We can assess the rolling yearly sum of realized profit and loss. Here we can see that the 2022 bear has resulted in over -$213B in realized losses, indicating the market has given back 46.8% of the $455B in profits taken in 2020-21. Most of it followed the failures of LUNA, 3AC and FTX.
However, even with the prevailing bearish trend in play, the proportion of BTC supply held by Long-term holders (LTHs) is near all-time highs. In the wake of the FTX collapse, LTH supply declined by just 1.3%, which suggests that HODLer conviction remains remarkably intact. LTHs currently hold 82.2% of the supply, with 34.87% of it held at an unrealized loss.
Ethereum
For Ethereum, there was a brief moment of bear market relief, as The Merge took place on 15-September. This chart presents the mean and median block interval throughout 2022. We can clearly see where the probabilistic, and naturally variable PoW mining came to an end, and switched over to the consistent 12-second blocktime of PoS. Also notable is the activation and defusing of the fifth and final difficulty bomb in June.
With the Merge came a significant drop in the ETH issuance rate, falling to around 0.5% per year on a nominal basis. However with EIP1559, much of the new supply is offset by a burn mechanism, resulting in just 1,245 new ETH entering circulation since. This compares to approximately 1.04M ETH that would have been issued under the previous monetary policy.
Stablecoins
Stablecoins have become a cornerstone asset of the industry since 2020, with 3 of the top 6 assets by market cap being stablecoins. Total stablecoin supply peaked at $161.5B in March 2022, however has since seen large scale redemptions of over $14.3B.

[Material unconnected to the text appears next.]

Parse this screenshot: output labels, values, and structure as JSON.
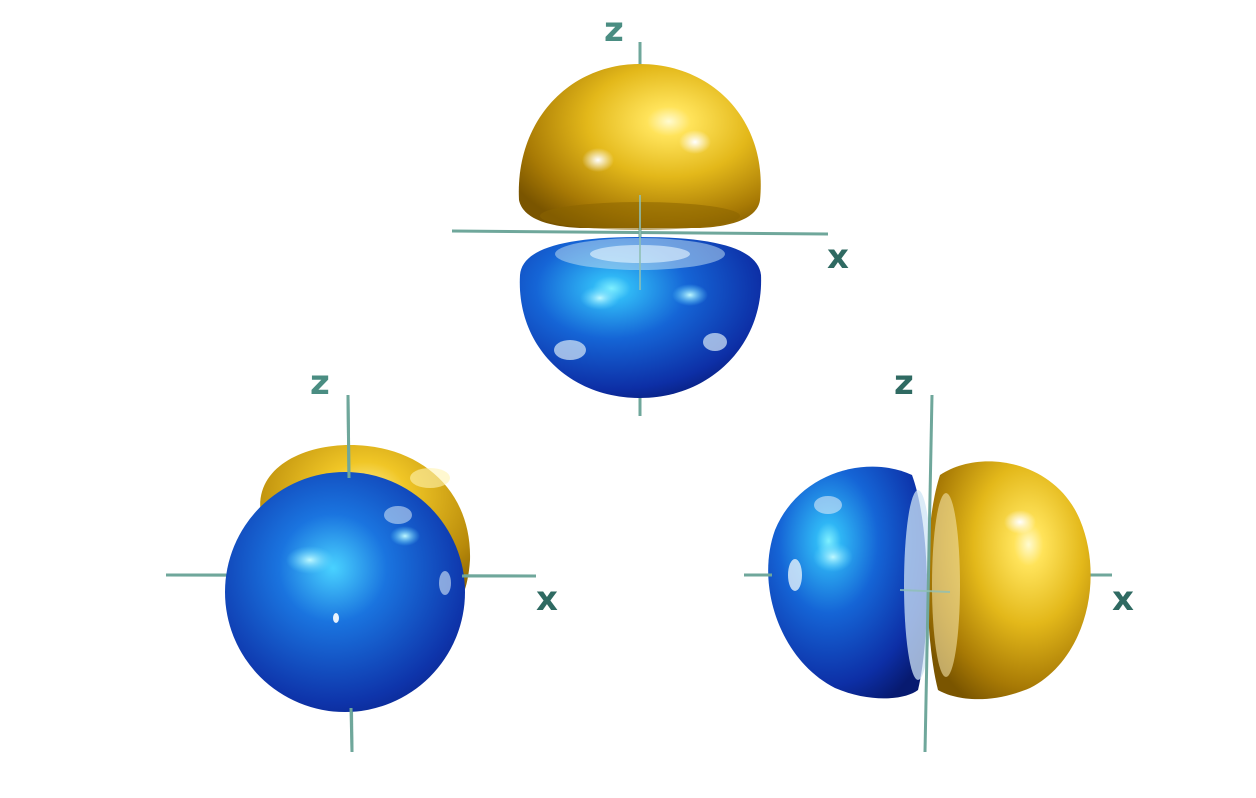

Like realized losses, this reflects net capital outflows from the space, however is also just 8% of the peak, suggesting a majority of capital remains.
With 2022 drawing to a close, we can assess the large scale trends occurring in on-chain data. The majority of the year has been dominated by bearish sentiment, capital outflows, and several high profile failures of centralized entities.
The result is Bitcoin and Ether trading below their respective Realized Prices, $14.3B in stablecoin outflows, and 75% price drawdowns for BTC and ETH.
Despite this however, Bitcoin HODLers remain remarkably high in their conviction, and Ethereum successfully completed the long awaited engineering feat of The Merge.